Membros do MP criticam pedido de prisão de Lula

Para procurador que já atuou com Sérgio Moro, texto preparado pelo Ministério Público de São Paulo é “imprestável”

Membros do Ministério Público de diversos setores, incluídos os procuradores envolvidos com a Operação Lava Jato, criticam desde ontem (quinta, 10) os termos do pedido de prisão preventiva do ex-presidente Lula feito pelo órgão em São Paulo. Para os investigadores, a peça assinada por Cássio Conserino, José Carlos Blat e Fernando Henrique Moraes de Araújo é precária do ponto de vista técnico e não apresenta fundamentação suficiente para a detenção.

Leia a íntegra do pedido de prisão

Um dos integrantes de carreira do MP manifestou sua contrariedade por meio de rede social. Sem citar nominalmente o pedido ou seus autores, o procurador regional da República Vladimir Aras foi ao Twitter classificar o texto como “imprestável”.

“Nunca vi nada igual. Todo mundo comete erros, mas não é possível tamanha inépcia e falta de técnica. O texto é imprestável a qualquer juízo”, disse o professor de Processo Penal e secretário de Cooperação Internacional da Procuradoria-Geral da República. Um dos poucos procuradores a se manifestar publicamente crítica à peça do MP, Vladimir integrou junto com o juiz federal Sérgio Moro, responsável pela Lava Jato em primeira instância, a força-tarefa que investigou o escândalo do Banestado – esquema de corrupção que consistiu, entre outros crimes, na remessa de divisas para o exterior durante o governo Fernando Henrique Cardoso.

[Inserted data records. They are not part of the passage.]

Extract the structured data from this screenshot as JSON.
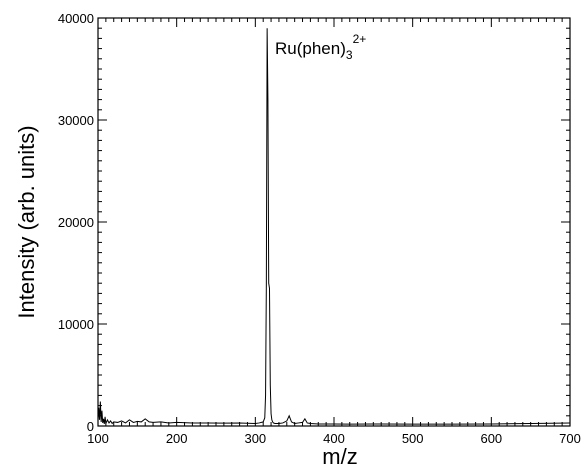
{
  "chart_data": {
    "type": "line",
    "xlabel": "m/z",
    "ylabel": "Intensity (arb. units)",
    "xlim": [
      100,
      700
    ],
    "ylim": [
      0,
      40000
    ],
    "xticks": [
      100,
      200,
      300,
      400,
      500,
      600,
      700
    ],
    "yticks": [
      0,
      10000,
      20000,
      30000,
      40000
    ],
    "xtick_labels": [
      "100",
      "200",
      "300",
      "400",
      "500",
      "600",
      "700"
    ],
    "ytick_labels": [
      "0",
      "10000",
      "20000",
      "30000",
      "40000"
    ],
    "grid": false,
    "annotation": {
      "base": "Ru(phen)",
      "subscript": "3",
      "superscript": "2+",
      "x": 330,
      "y": 38000
    },
    "series": [
      {
        "x": [
          100,
          101,
          102,
          103,
          104,
          105,
          106,
          107,
          108,
          109,
          110,
          112,
          114,
          116,
          118,
          120,
          125,
          130,
          135,
          140,
          145,
          150,
          155,
          160,
          165,
          170,
          180,
          190,
          200,
          220,
          240,
          260,
          280,
          300,
          305,
          310,
          312,
          313,
          314,
          315,
          316,
          317,
          318,
          319,
          320,
          321,
          322,
          323,
          325,
          330,
          335,
          340,
          343,
          346,
          350,
          355,
          360,
          363,
          366,
          370,
          380,
          400,
          420,
          450,
          500,
          550,
          600,
          650,
          700
        ],
        "y": [
          500,
          1800,
          600,
          2400,
          400,
          1500,
          300,
          700,
          200,
          900,
          250,
          600,
          300,
          500,
          250,
          400,
          350,
          500,
          300,
          600,
          350,
          450,
          400,
          700,
          400,
          350,
          400,
          300,
          350,
          300,
          300,
          280,
          300,
          250,
          300,
          400,
          800,
          3000,
          14000,
          39000,
          32000,
          14000,
          13500,
          4000,
          1200,
          600,
          400,
          300,
          250,
          250,
          300,
          500,
          1000,
          400,
          250,
          300,
          350,
          700,
          300,
          250,
          200,
          200,
          180,
          200,
          180,
          180,
          200,
          250,
          300
        ]
      }
    ]
  }
}
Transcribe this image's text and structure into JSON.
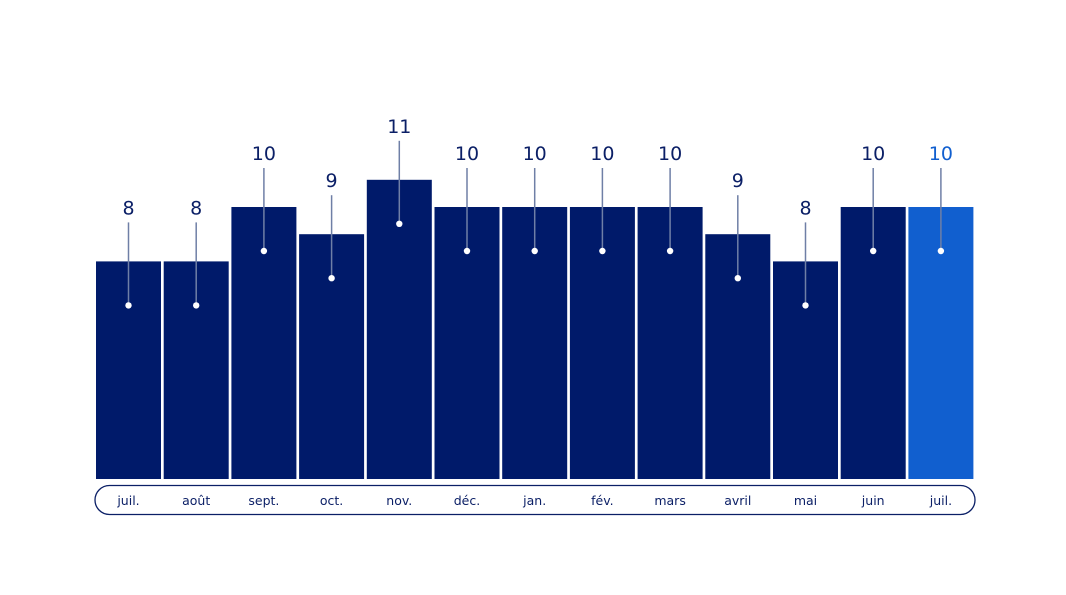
{
  "chart_data": {
    "type": "bar",
    "title": "",
    "xlabel": "",
    "ylabel": "",
    "ylim": [
      0,
      11
    ],
    "categories": [
      "juil.",
      "août",
      "sept.",
      "oct.",
      "nov.",
      "déc.",
      "jan.",
      "fév.",
      "mars",
      "avril",
      "mai",
      "juin",
      "juil."
    ],
    "values": [
      8,
      8,
      10,
      9,
      11,
      10,
      10,
      10,
      10,
      9,
      8,
      10,
      10
    ],
    "highlight_index": 12,
    "grid": false,
    "legend": "none"
  },
  "colors": {
    "bar": "#001a6a",
    "bar_highlight": "#115fcf",
    "label": "#0b1f66",
    "label_highlight": "#115fcf",
    "connector": "#6f7fa6",
    "dot": "#ffffff",
    "axis_pill_stroke": "#0b1f66"
  }
}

Tão logo o pedido de prisão de Lula ganhou o noticiário, procuradores e até promotores públicos passaram a trocar impressões em redes sociais ou mensagens privadas de grupo em aplicativos de celular, como o Whatsapp. Segundo um dos interlocutores, que também é procurador de Justiça, o pedido de prisão é um erro grave dos membros do MP-SP e colocará sob questionamento a própria função institucional do Ministério Público. “O Ministério Público está inflamado. Ninguém acredita que eles fizeram isso”, disse o procurador, mantendo-se no anonimato.

O jornal O Globo lembra que o texto escrito pelos promotores de São Paulo vale-se de trechos de livros de especialistas em Direito Penal como Aury Lopes Júnior, professor da Pontifícia Universidade Católica do Rio Grande do Sul – que, segundo a reportagem também criticou a iniciativa de Conserino, Blat e Araújo. “A prisão preventiva é exceção, não pode ser banalizada. E não acredito que haja necessidade, nesse momento, de que o ex-presidente seja detido”, diz o penalista, para quem há mais “caráter simbólico” do que fundamentação processual no pedido de prisão de Lula.

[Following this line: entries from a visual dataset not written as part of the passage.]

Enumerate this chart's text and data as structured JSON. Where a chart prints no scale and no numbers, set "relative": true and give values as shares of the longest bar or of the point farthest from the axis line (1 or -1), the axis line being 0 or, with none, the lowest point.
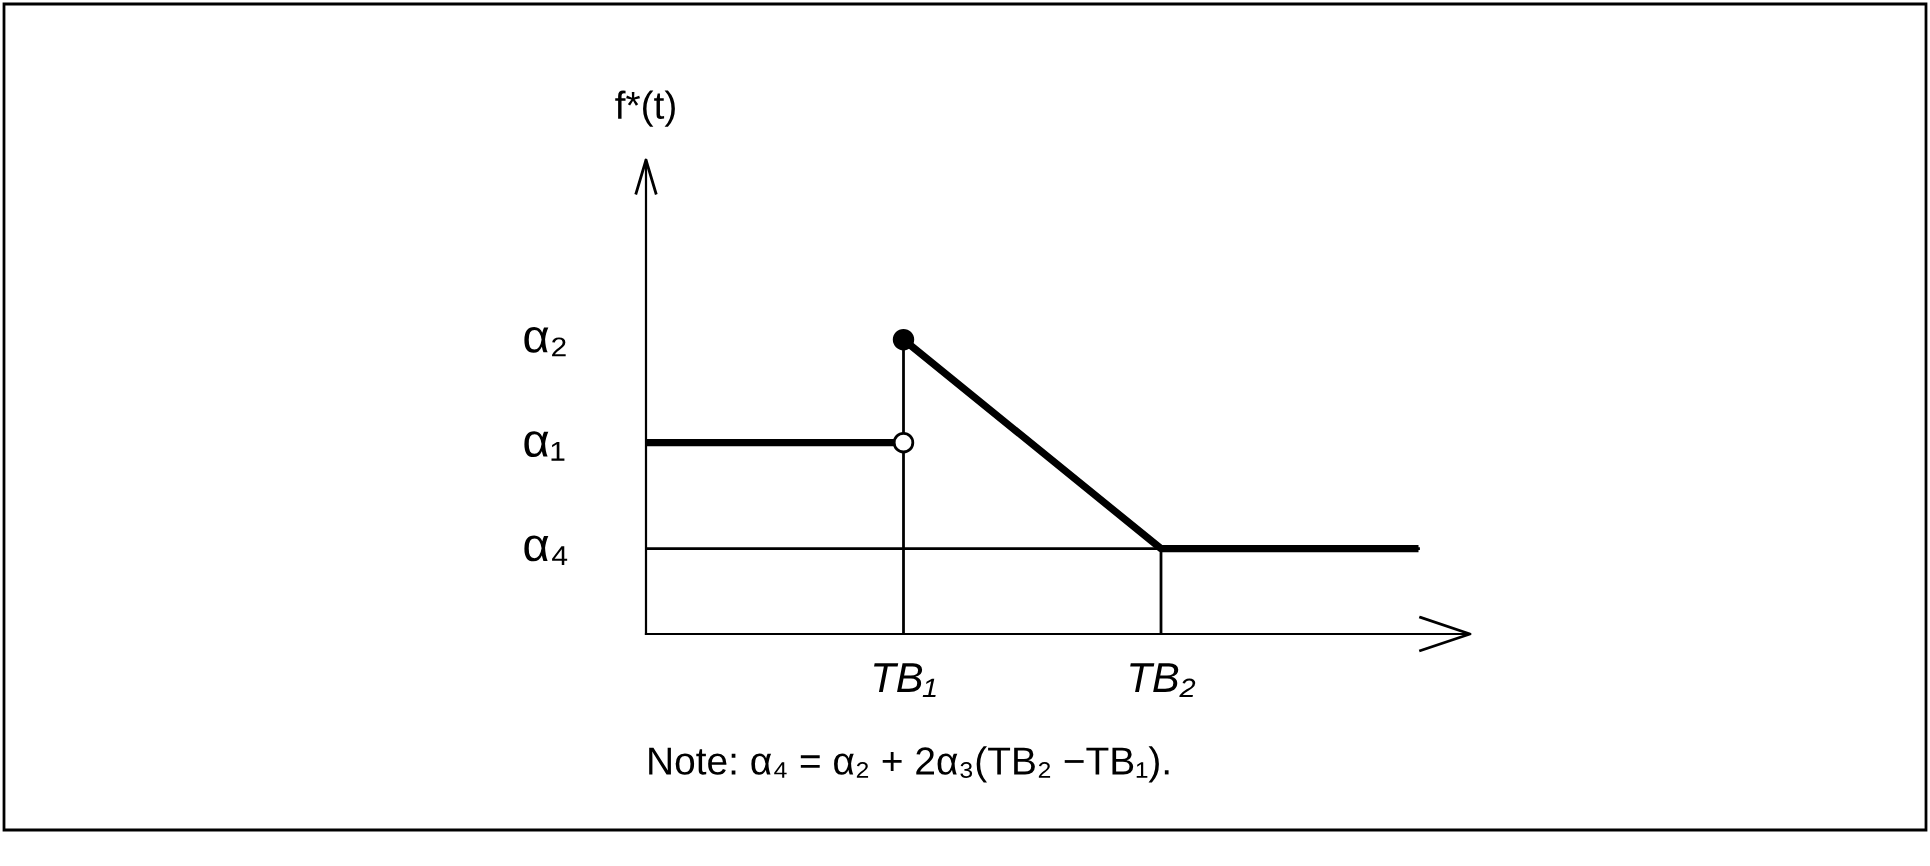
{
  "chart_data": {
    "type": "line",
    "relative": true,
    "categories": [
      null,
      "TB₁",
      "TB₂",
      null
    ],
    "grid": false,
    "legend": false,
    "series": [
      {
        "color": "#000000",
        "values": [
          0.65,
          0.65,
          null,
          null
        ]
      },
      {
        "color": "#000000",
        "values": [
          null,
          1,
          0.29,
          0.29
        ]
      },
      {
        "type": "step",
        "color": "#000000",
        "x": [
          "TB₁",
          "TB₁"
        ],
        "values": [
          0,
          1
        ]
      },
      {
        "type": "step",
        "color": "#000000",
        "x": [
          "TB₂",
          "TB₂"
        ],
        "values": [
          0,
          0.29
        ]
      },
      {
        "type": "scatter",
        "color": "#ffffff",
        "x": [
          "TB₁"
        ],
        "values": [
          0.65
        ]
      },
      {
        "type": "scatter",
        "color": "#000000",
        "x": [
          "TB₁"
        ],
        "values": [
          1
        ]
      }
    ],
    "ref_lines": [
      {
        "axis": "y",
        "value": 0.29,
        "color": "#000000"
      }
    ],
    "annotations": [
      "f*(t)",
      "α₂",
      "α₁",
      "α₄",
      "Note: α₄ = α₂ + 2α₃(TB₂ −TB₁)."
    ]
  }
}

Já o site da revista Época diz que Sérgio Moro e membros da força-tarefa da Lava Jato “estão indignados” com a atuação do MP-SP. “Eles acham que a peça não tem fundamentação e foi feita de forma apressada. O pedido equivocado do MP paulista, argumentam, respinga no trabalho desenvolvido na Lava Jato, guiado com cautela e esmero”, diz trecho da coluna Expresso, assinada pelo jornalista Murilo Ramos. Em resposta encaminhada ao Congresso em Foco, Moro disse que nada comentaria sobre o assunto.

Tríplex

O pedido de prisão de Lula é desdobramento de investigação sobre eventual ocultação de propriedade de um tríplex no edifício Solares, no Guarujá (SP). Apontado como o proprietário oculto do imóvel, o petista é acusado dos crimes de lavagem de dinheiro e falsidade ideológica. A denúncia contra Lula e outras 15 pessoas foi apresentada na Justiça pelo MP na quarta-feira (9).

Oficialmente, o tríplex está no nome da construtora OAS, um das empresas investigadas na Lava Jato, que adquiriu o imóvel da Cooperativa Habitacional dos Bancários de São Paulo (Bancoop). No entanto, para os promotores responsáveis pela investigação existem indícios de que o ex-presidente é o verdadeiro dono do imóvel.